Douglas Baldwin’s site itself gives estimated times for pull thems that are 1°F below the set water temp (table 2.2) and says “You can decrease the time by about 13% if you only want to heat the meat to within 2°F (1°C) of the water bath’s temperature.” And, as commenter GrillGirl2020 noted, his website also tells us that for tender cuts, like tri-tip, there is no significant decrease in shear force (increase in tenderness) for longer cooking times. So why not shave off 13% of the cook time if it’s not going to make it more tender anyhow?
That being said, it really is, as you say, a fantastic way to cook meat and have it at the ready for when guests arrive. Sear it up and serve it fresh!
Pistol Pete says
With my ThermoWorks Smoke, I grill my 1 3/4” Filets at 225 F indirect to an internal of 126 F (confirm with my MK4)then I sear them at 650 F (confirm with my TW Industrial Infrared) for 45 seconds a side. No blood, no brown, no temp or doneness gradients. Why are you recommending a water temp 2 F over finishing temp? Get it done quicker? How about +10 F ? +20? Also where does the tenderness go if you don’t slice it immediately? Can’t wait to try out your recipe. Thanks
yes, we set it higher by 2°F to get it to our target doneness more quickly. If you want to set it 10°F+ higher, you can, and it will speed up, but you’re risking more temperature gradients there. The center will be, say, 133°F but the exterior will definitely be 143°F.

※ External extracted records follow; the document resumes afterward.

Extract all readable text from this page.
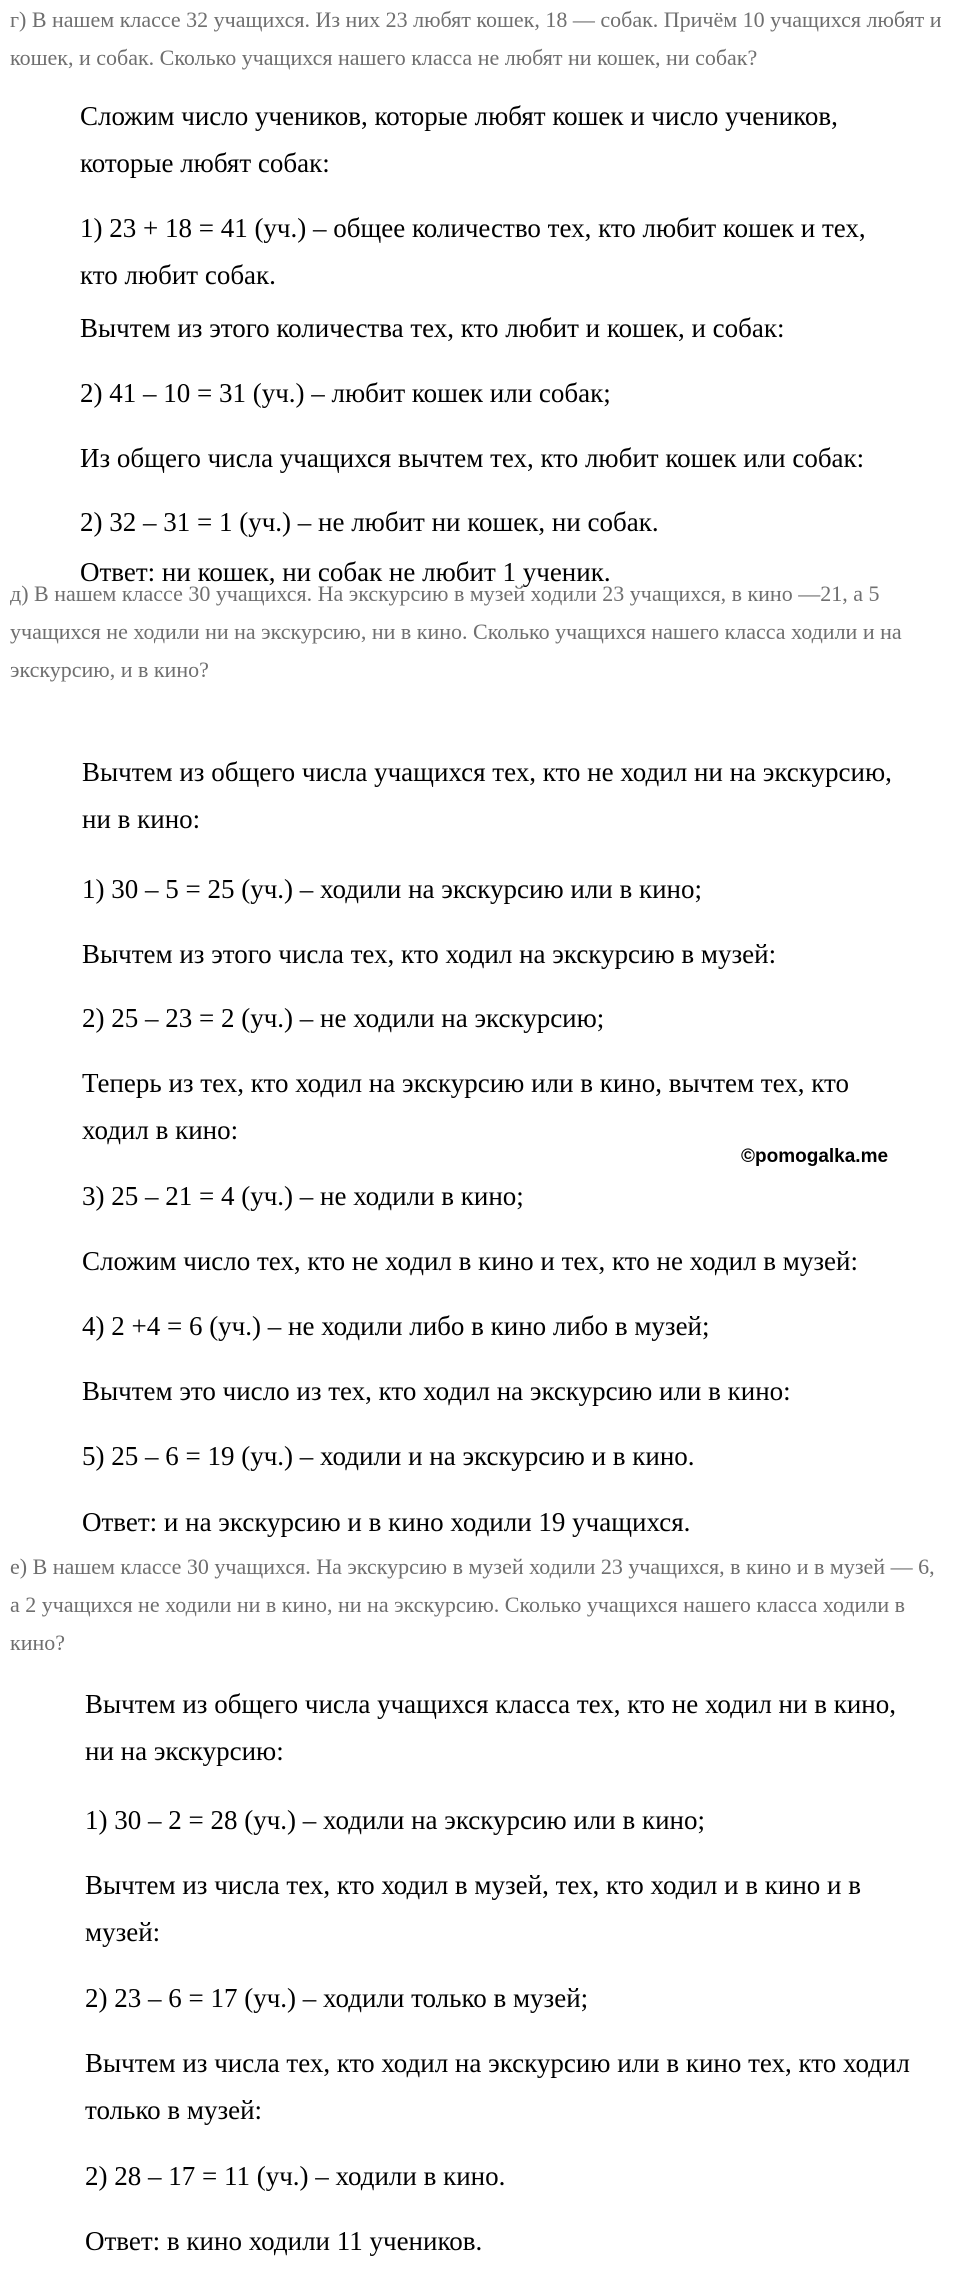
г) В нашем классе 32 учащихся. Из них 23 любят кошек, 18 — собак. Причём 10 учащихся любят и кошек, и собак. Сколько учащихся нашего класса не любят ни кошек, ни собак?

Сложим число учеников, которые любят кошек и число учеников,
которые любят собак:
1) 23 + 18 = 41 (уч.) – общее количество тех, кто любит кошек и тех,
кто любит собак.
Вычтем из этого количества тех, кто любит и кошек, и собак:
2) 41 – 10 = 31 (уч.) – любит кошек или собак;
Из общего числа учащихся вычтем тех, кто любит кошек или собак:
2) 32 – 31 = 1 (уч.) – не любит ни кошек, ни собак.
Ответ: ни кошек, ни собак не любит 1 ученик.

д) В нашем классе 30 учащихся. На экскурсию в музей ходили 23 учащихся, в кино —21, а 5 учащихся не ходили ни на экскурсию, ни в кино. Сколько учащихся нашего класса ходили и на экскурсию, и в кино?

Вычтем из общего числа учащихся тех, кто не ходил ни на экскурсию,
ни в кино:
1) 30 – 5 = 25 (уч.) – ходили на экскурсию или в кино;
Вычтем из этого числа тех, кто ходил на экскурсию в музей:
2) 25 – 23 = 2 (уч.) – не ходили на экскурсию;
Теперь из тех, кто ходил на экскурсию или в кино, вычтем тех, кто
ходил в кино:
©pomogalka.me
3) 25 – 21 = 4 (уч.) – не ходили в кино;
Сложим число тех, кто не ходил в кино и тех, кто не ходил в музей:
4) 2 +4 = 6 (уч.) – не ходили либо в кино либо в музей;
Вычтем это число из тех, кто ходил на экскурсию или в кино:
5) 25 – 6 = 19 (уч.) – ходили и на экскурсию и в кино.
Ответ: и на экскурсию и в кино ходили 19 учащихся.

е) В нашем классе 30 учащихся. На экскурсию в музей ходили 23 учащихся, в кино и в музей — 6, а 2 учащихся не ходили ни в кино, ни на экскурсию. Сколько учащихся нашего класса ходили в кино?

Вычтем из общего числа учащихся класса тех, кто не ходил ни в кино,
ни на экскурсию:
1) 30 – 2 = 28 (уч.) – ходили на экскурсию или в кино;
Вычтем из числа тех, кто ходил в музей, тех, кто ходил и в кино и в
музей:
2) 23 – 6 = 17 (уч.) – ходили только в музей;
Вычтем из числа тех, кто ходил на экскурсию или в кино тех, кто ходил
только в музей:
2) 28 – 17 = 11 (уч.) – ходили в кино.
Ответ: в кино ходили 11 учеников.
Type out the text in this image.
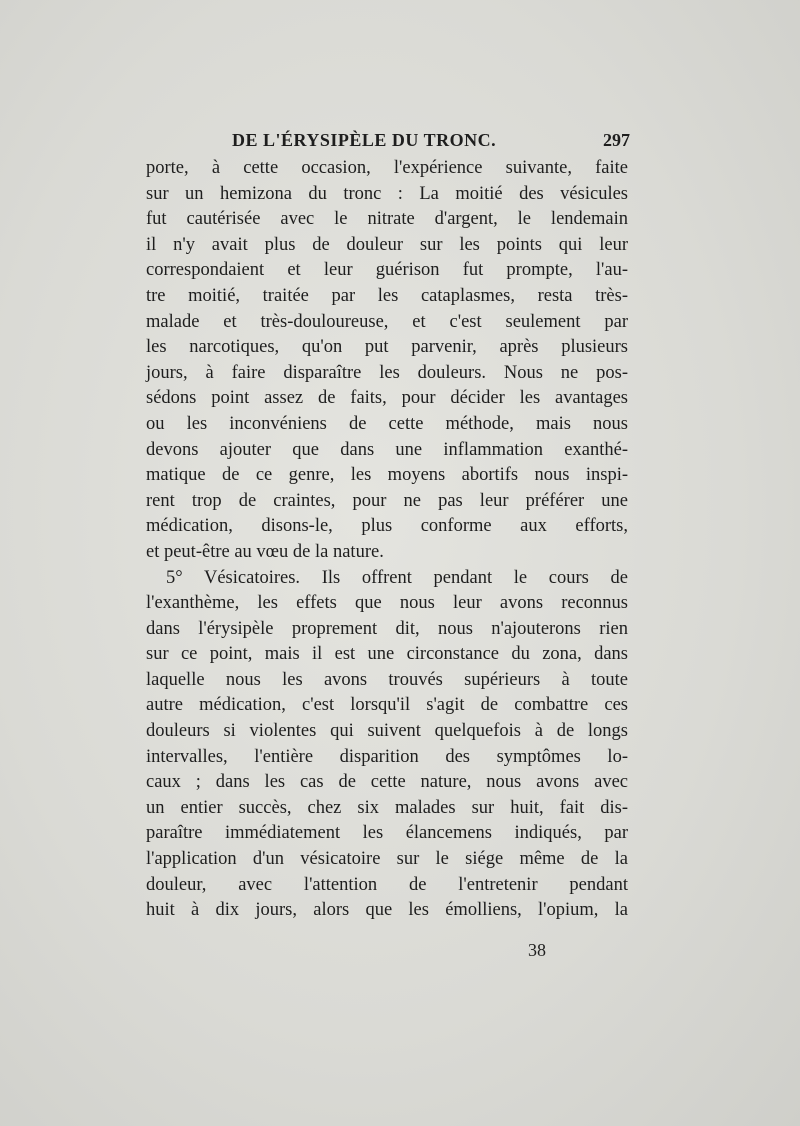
DE L'ÉRYSIPÈLE DU TRONC.	297
porte, à cette occasion, l'expérience suivante, faite
sur un hemizona du tronc : La moitié des vésicules
fut cautérisée avec le nitrate d'argent, le lendemain
il n'y avait plus de douleur sur les points qui leur
correspondaient et leur guérison fut prompte, l'au-
tre moitié, traitée par les cataplasmes, resta très-
malade et très-douloureuse, et c'est seulement par
les narcotiques, qu'on put parvenir, après plusieurs
jours, à faire disparaître les douleurs. Nous ne pos-
sédons point assez de faits, pour décider les avantages
ou les inconvéniens de cette méthode, mais nous
devons ajouter que dans une inflammation exanthé-
matique de ce genre, les moyens abortifs nous inspi-
rent trop de craintes, pour ne pas leur préférer une
médication, disons-le, plus conforme aux efforts,
et peut-être au vœu de la nature.
5° Vésicatoires. Ils offrent pendant le cours de
l'exanthème, les effets que nous leur avons reconnus
dans l'érysipèle proprement dit, nous n'ajouterons rien
sur ce point, mais il est une circonstance du zona, dans
laquelle nous les avons trouvés supérieurs à toute
autre médication, c'est lorsqu'il s'agit de combattre ces
douleurs si violentes qui suivent quelquefois à de longs
intervalles, l'entière disparition des symptômes lo-
caux ; dans les cas de cette nature, nous avons avec
un entier succès, chez six malades sur huit, fait dis-
paraître immédiatement les élancemens indiqués, par
l'application d'un vésicatoire sur le siége même de la
douleur, avec l'attention de l'entretenir pendant
huit à dix jours, alors que les émolliens, l'opium, la
38
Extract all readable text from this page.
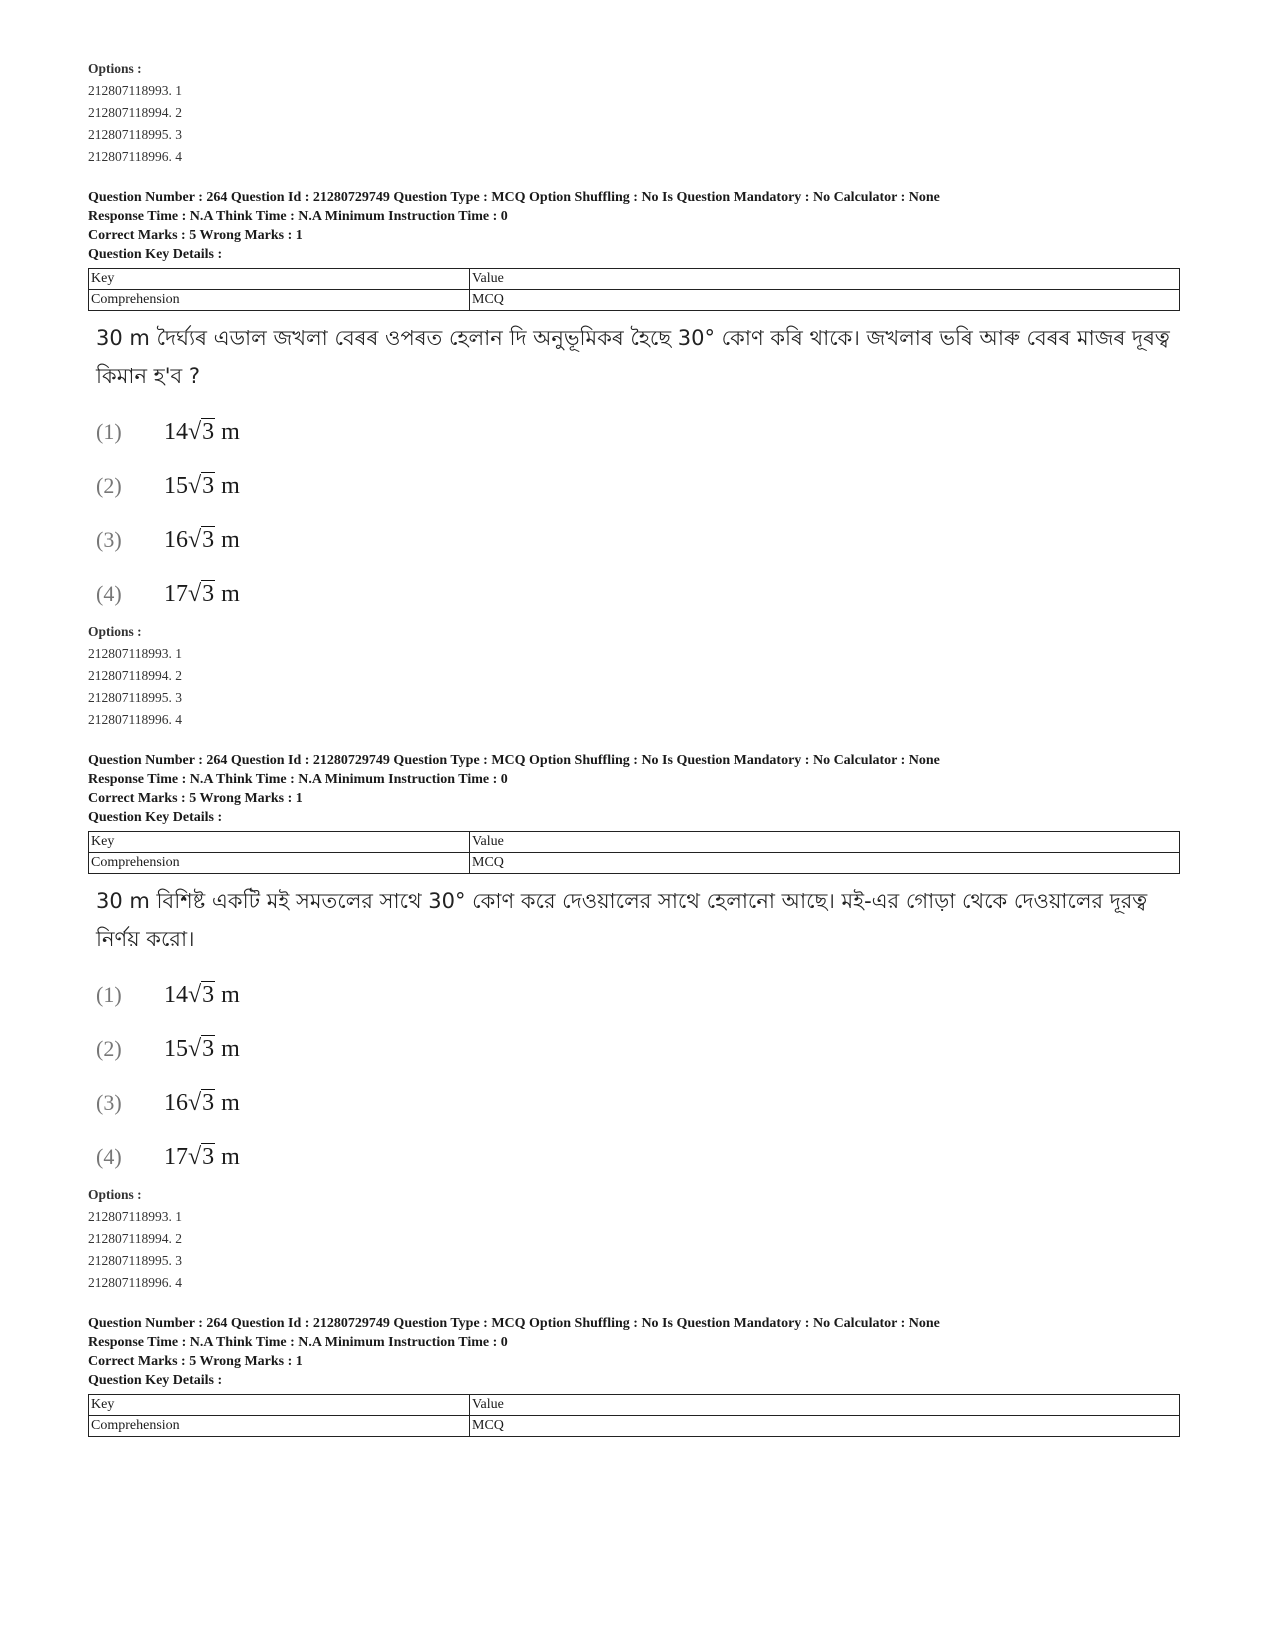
Options :
212807118993. 1
212807118994. 2
212807118995. 3
212807118996. 4
Question Number : 264 Question Id : 21280729749 Question Type : MCQ Option Shuffling : No Is Question Mandatory : No Calculator : None
Response Time : N.A Think Time : N.A Minimum Instruction Time : 0
Correct Marks : 5 Wrong Marks : 1
Question Key Details :
Key	Value
Comprehension	MCQ
30 m দৈৰ্ঘ্যৰ এডাল জখলা বেৰৰ ওপৰত হেলান দি অনুভূমিকৰ হৈছে 30° কোণ কৰি থাকে। জখলাৰ ভৰি আৰু বেৰৰ মাজৰ দূৰত্ব কিমান হ'ব ?
(1)	14√3 m
(2)	15√3 m
(3)	16√3 m
(4)	17√3 m
Options :
212807118993. 1
212807118994. 2
212807118995. 3
212807118996. 4
Question Number : 264 Question Id : 21280729749 Question Type : MCQ Option Shuffling : No Is Question Mandatory : No Calculator : None
Response Time : N.A Think Time : N.A Minimum Instruction Time : 0
Correct Marks : 5 Wrong Marks : 1
Question Key Details :
Key	Value
Comprehension	MCQ
30 m বিশিষ্ট একটি মই সমতলের সাথে 30° কোণ করে দেওয়ালের সাথে হেলানো আছে। মই-এর গোড়া থেকে দেওয়ালের দূরত্ব নির্ণয় করো।
(1)	14√3 m
(2)	15√3 m
(3)	16√3 m
(4)	17√3 m
Options :
212807118993. 1
212807118994. 2
212807118995. 3
212807118996. 4
Question Number : 264 Question Id : 21280729749 Question Type : MCQ Option Shuffling : No Is Question Mandatory : No Calculator : None
Response Time : N.A Think Time : N.A Minimum Instruction Time : 0
Correct Marks : 5 Wrong Marks : 1
Question Key Details :
Key	Value
Comprehension	MCQ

Good question about the tenderness. If you leave it in the bath for longer, the tenderness will stay the same (on tender cuts like this. Chewy cuts like short rib get more tender if left in the bath). If you take it out, sear it and let it sit, it will start to cool and seize and toughen. I wouldn’t grill it until right before serving.
I hope that helps!
Arik Killion says
I use this same approach using my smoker (low and slow) instead of a sous vide and it comes out fantastic. That hint of smoked wood imparted before searing on the grill makes a huge difference.
Would you share your method for a tri tip. I love them but have not tried smoking them. And I smoke a lot. Mostly spare ribs. Weight approx, time and temp if you will.